Sox9 is a transcription factor that plays an essential role in chondrogenesis and has been proposed to inhibit the late stages of endochondral ossification. However, the molecular mechanisms underlying the regulation of chondrocyte maturation and calcification by Sox9 remain unknown. In this study, we attempted to clarify roles of Sox9 in the late stages of chondrocyte differentiation. We found that overexpression of Sox9 alone or Sox9 together with Sox5 and Sox6 (Sox5/6/9) inhibited the maturation and calcification of murine primary chondrocytes and up-regulated parathyroid hormone–related protein (PTHrP) expression in primary chondrocytes and the mesenchymal cell line C3H10T1/2. Sox5/6/9 stimulated the early stages of chondrocyte proliferation and development.

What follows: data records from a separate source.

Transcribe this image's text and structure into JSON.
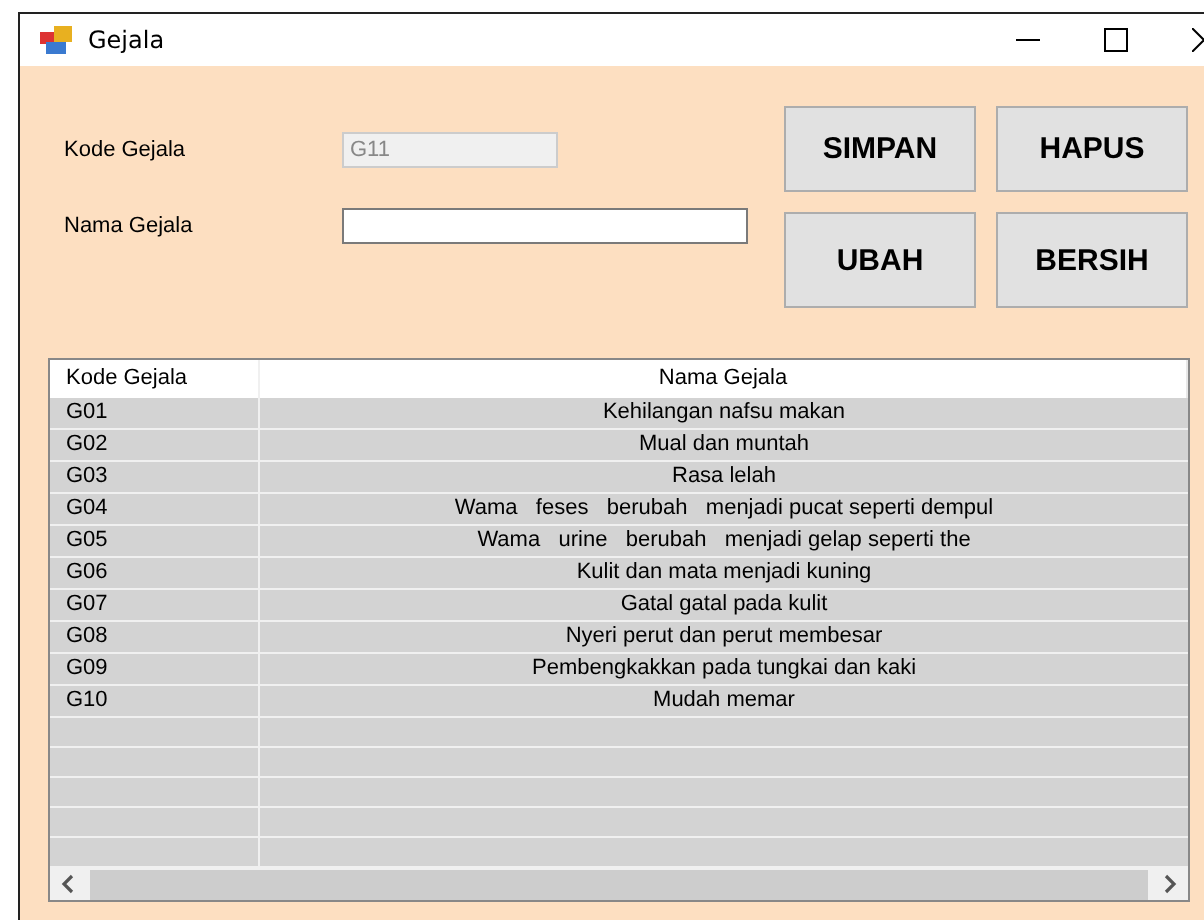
{
  "window": {
    "title": "Gejala"
  },
  "form": {
    "fields": [
      {
        "label": "Kode Gejala",
        "value": "G11",
        "disabled": true
      },
      {
        "label": "Nama Gejala",
        "disabled": false
      }
    ]
  },
  "buttons": [
    "SIMPAN",
    "HAPUS",
    "UBAH",
    "BERSIH"
  ],
  "table": {
    "columns": [
      "Kode Gejala",
      "Nama Gejala"
    ],
    "rows": [
      [
        "G01",
        "Kehilangan nafsu makan"
      ],
      [
        "G02",
        "Mual dan muntah"
      ],
      [
        "G03",
        "Rasa lelah"
      ],
      [
        "G04",
        "Wama   feses   berubah   menjadi pucat seperti dempul"
      ],
      [
        "G05",
        "Wama   urine   berubah   menjadi gelap seperti the"
      ],
      [
        "G06",
        "Kulit dan mata menjadi kuning"
      ],
      [
        "G07",
        "Gatal gatal pada kulit"
      ],
      [
        "G08",
        "Nyeri perut dan perut membesar"
      ],
      [
        "G09",
        "Pembengkakkan pada tungkai dan kaki"
      ],
      [
        "G10",
        "Mudah memar"
      ]
    ]
  }
}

In contrast, Sox5/6/9 inhibited maturation and calcification of chondrocytes in organ culture. The inhibitory effects of Sox5/6/9 were rescued by treating with anti-PTHrP antibody. Moreover, Sox5/6/9 bound to the promoter region of the PTHrP gene and up-regulated PTHrP gene promoter activity. Interestingly, we also found that the Sox9 family members functionally collaborated with Ihh/Gli2 signaling to regulate PTHrP expression and chondrocyte differentiation. Our results provide novel evidence that Sox9 family members mediate endochondral ossification by up-regulating PTHrP expression in association with Ihh/Gli2 signaling.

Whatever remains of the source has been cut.